Defence investment set to transform recovery from combat trauma

Regenerative Medicine – Phase 2 funding taking radical new therapies to the front line

The University of Nottingham will be expanding its research into tissue regeneration to treat blast injuries after receiving a share of a new funding award.

Researchers from the University of Nottingham will continue to research a novel approach to preserve and regenerate soft tissue after blast and ballistic trauma through transient gene therapy. Preserving living tissue after injury is critically important and will significantly improve quality of life.

The University of Bristol has also received a share of the 500k funding that has been awarded at Phase 2 of the Defence and Security Accelerator (DASA) Regenerative Medicine themed competition which is facilitated and managed by the Defence Science and Technology Laboratory (Dstl) on behalf of the MOD, in partnership with the Academic Department of Military Surgery and Trauma (ADMST).

Advanced therapy for use in the field

Dealing with damage caused by blast or ballistic trauma, which may involve significant blood loss and multiple complex wounds, is a challenge for even the most sophisticated medical facility. Yet to do this in the austere and remote environments within which the military operate further complicates the delivery of medical care. Approaches in tissue engineering and regenerative medicine hold great promise for the treatment of injured service personnel and the new ‘Defence regenerative medicine research strategy’ is focussed on delivering such advanced therapies in a way suitable for use in the field early after injury.

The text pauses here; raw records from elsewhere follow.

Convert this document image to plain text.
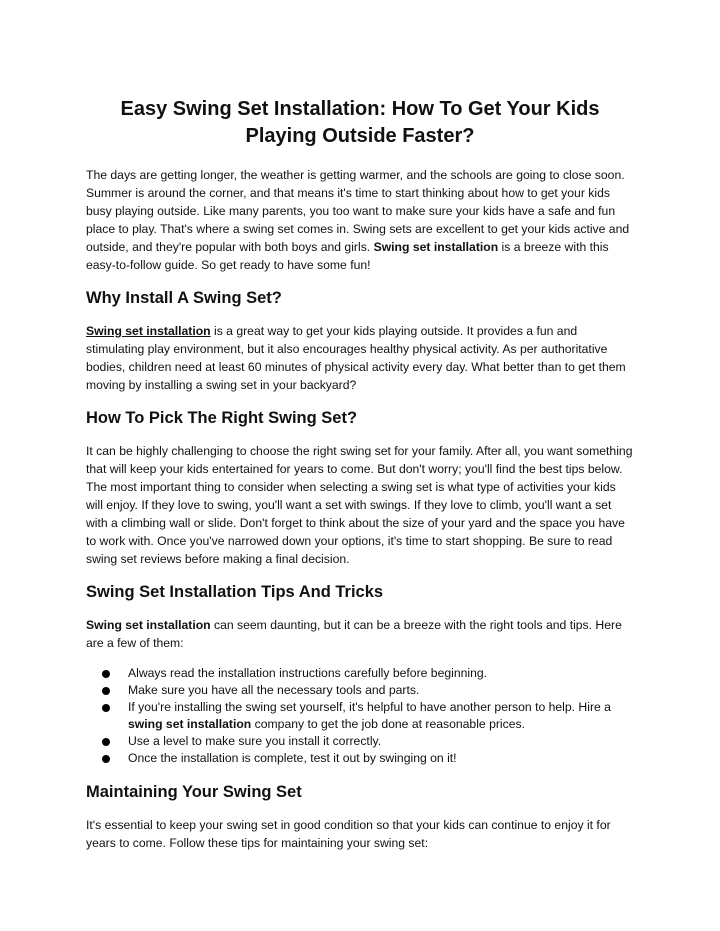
Easy Swing Set Installation: How To Get Your Kids
Playing Outside Faster?

The days are getting longer, the weather is getting warmer, and the schools are going to close soon. Summer is around the corner, and that means it's time to start thinking about how to get your kids busy playing outside. Like many parents, you too want to make sure your kids have a safe and fun place to play. That's where a swing set comes in. Swing sets are excellent to get your kids active and outside, and they're popular with both boys and girls. Swing set installation is a breeze with this easy-to-follow guide. So get ready to have some fun!

Why Install A Swing Set?

Swing set installation is a great way to get your kids playing outside. It provides a fun and stimulating play environment, but it also encourages healthy physical activity. As per authoritative bodies, children need at least 60 minutes of physical activity every day. What better than to get them moving by installing a swing set in your backyard?

How To Pick The Right Swing Set?

It can be highly challenging to choose the right swing set for your family. After all, you want something that will keep your kids entertained for years to come. But don't worry; you'll find the best tips below. The most important thing to consider when selecting a swing set is what type of activities your kids will enjoy. If they love to swing, you'll want a set with swings. If they love to climb, you'll want a set with a climbing wall or slide. Don't forget to think about the size of your yard and the space you have to work with. Once you've narrowed down your options, it's time to start shopping. Be sure to read swing set reviews before making a final decision.

Swing Set Installation Tips And Tricks

Swing set installation can seem daunting, but it can be a breeze with the right tools and tips. Here are a few of them:

Always read the installation instructions carefully before beginning.
Make sure you have all the necessary tools and parts.
If you're installing the swing set yourself, it's helpful to have another person to help. Hire a swing set installation company to get the job done at reasonable prices.
Use a level to make sure you install it correctly.
Once the installation is complete, test it out by swinging on it!
Maintaining Your Swing Set

It's essential to keep your swing set in good condition so that your kids can continue to enjoy it for years to come. Follow these tips for maintaining your swing set:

The ReGENErate project from Dr James Dixon’s group at the University of Nottingham uses the novel approach of a safe and effective gene therapy developed at the School of Pharmacy with negative-pressure wound therapy (NPWT) that is deployed by the military to treat wounds such as blast and ballistic trauma. This innovativeproject aims to deliver growth-factor and anti-inflammatory genes to wounds via the vacuum generated by using NPWT, making the wound heal more effectively and rapidly.

The first phase showed this was possible in models of skin wounds, this next stage will be to show how effective the therapy could be in real living skin samples. The idea is this therapy can be deployed at the front line as an enhancer of the NPWT technology and there are several industrial stakeholders interested in the technology if Dr Dixon’s team can demonstrate the beneficial effect of the approach with this next funding.

We hope that our system can represent a new approach to applying gene therapy to regenerative medicine applications, and that this can have impact on healing of trauma on the battle field and could help with chronic wounds like ulcers or in scaring. The DASA funding will help accelerate the research so we can exemplify the technology with the aim to trial the system in a deployable format in the next proposal.